#KlaRestaurantWeek: Riders Lounge
Whenever Riders’ Lounge comes up in conversation around these parts, it is usually in the context of late nights revolving around the bar and dance floor, but a little lesser known is their kitchen. This year Riders’ Lounge steps up to the plate as more than just an excellent lounge or club experience, but also an outpost of culinary awesomeness, with their participation in the second edition of the Kampala Restaurant Week. We sampled a few of the dishes on their exclusive menu to give you a glimpse of what they will have to offer from the 1st to the 11th of June.
To start off, you may go with a Classic Nicoise Tuna Salad which is a combination of leafy vegetables, tomato chunks, black olives, hard boiled eggs, tiny whole Irish potatoes and, of course, tuna. With a light vinegar based dressing, the taste of the various ingredients is never obscured but enhanced.
Another appetiser to prepare your taste-buds is the Buttered Sardine Loaf, a dish that combines the look of a sushi roll with a flavour more often associated with sandwiches served at/with/for High Tea. Tuna and tilapia are rolled up into paper-thin cucumber and chopped into four sushi-like pieces, then elegantly arranged with wispy, tall stalks of fried spaghetti.
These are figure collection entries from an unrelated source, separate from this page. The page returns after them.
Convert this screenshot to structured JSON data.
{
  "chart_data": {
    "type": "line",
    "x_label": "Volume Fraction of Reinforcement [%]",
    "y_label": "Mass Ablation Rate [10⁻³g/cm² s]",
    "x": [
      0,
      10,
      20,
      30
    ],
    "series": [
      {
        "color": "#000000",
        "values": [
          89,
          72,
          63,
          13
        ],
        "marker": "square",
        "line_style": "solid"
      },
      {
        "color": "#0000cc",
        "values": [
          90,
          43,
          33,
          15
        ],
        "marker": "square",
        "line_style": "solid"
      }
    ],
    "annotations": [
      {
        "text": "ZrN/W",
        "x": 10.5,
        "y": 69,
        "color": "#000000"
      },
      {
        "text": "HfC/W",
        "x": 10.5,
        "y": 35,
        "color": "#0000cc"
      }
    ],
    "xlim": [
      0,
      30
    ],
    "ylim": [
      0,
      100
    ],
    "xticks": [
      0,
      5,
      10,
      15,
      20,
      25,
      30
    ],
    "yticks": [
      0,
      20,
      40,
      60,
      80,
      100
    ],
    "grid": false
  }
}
The cold cucumber, which plays the role of the sea-weed in this sushi metaphor makes for a crunchy exterior while the lightly flavoured tuna and stronger tasting sardine core make for a very soft interior. The tuna and cucumber combination reminds one of the kind of cold sandwich served at the kind of tea party where people actually sip tea with their pinkie fingers sticking up; light on the taste buds and light on the tummy, but still interesting to munch on.
A number of meaty dishes are on the roster for Riders’ Restaurant Week menu ranging from chicken stuffed with bacon and cheese, to beef stuffed with beef. However, for something a little less intense, the Lime and Dill Marinated Tilapia is a delicious option. Tilapia fillet is grilled to a lightly singed brown shade after being rubbed down with an unimposing marinade that enhances the fish’s own flavour, but the entire dish flourishes due to its accompanying sauce. Lime and dill are the flavour base of a creamy sauce with a zesty and slightly herbal edge that not only lubricates but also supplements the fish. These are stuffed by what is referred to as Matooke Mash.
What is the difference between Matooke Mash at the Riders’ and, you know, the mashed yellow stuff we just call Matooke?
Here, the Matooke is diced, steamed and mashed, then mixed in with a little butter and cream that makes it a little more smooth and moist, so that your side dish will not have been dehydrated and hardened by the time you get back from the bathroom. The Matooke Mash can also be served as an accompaniment for Rolled Chicken with Wild Mushroom Jus. What that name does not tell you is that the chicken is a cut of breast stuffed with a layer of ham, a layer of bacon and a central core of gooey mozzarella cheese that balances out the bacon’s salty flavour.
Finally on the menu is the understated Beef Olive with Creamy Pepper Sauce and Dauphinois Potatoes. “Beef Olive” doesn’t tell you that you are dealing with beef fillet batted to tenderness, wrapped into a roll stuffed with minced meat (yup) infused with olives, garlic, onions, cooked sous vide (under pressure) and grilled. The result is a beef lover’s fantasy with what tastes like a beef sausage wrapped in a steak with a creamy peppery sauce that complements the grilled beef’s smokey affectations. The Dauphinois potatoes are a stack of thinly sliced irish potatoes with cream and cheese in between them; cheesy, starchy decadence.
For a sweet finish, you may go with Chocolate Pudding with Cinnamon Ice-cream. The pudding itself? Imagine a dark, slightly bitter cake that is baked on the outside but soft and gooey on the inside, oozing molten chocolate. It is served warm with cold cinnamon flavoured ice-cream for a combination of sweet chocolate, and earthy, spicy cinnamon that is complementary in taste but contrasts delightfully in temperature.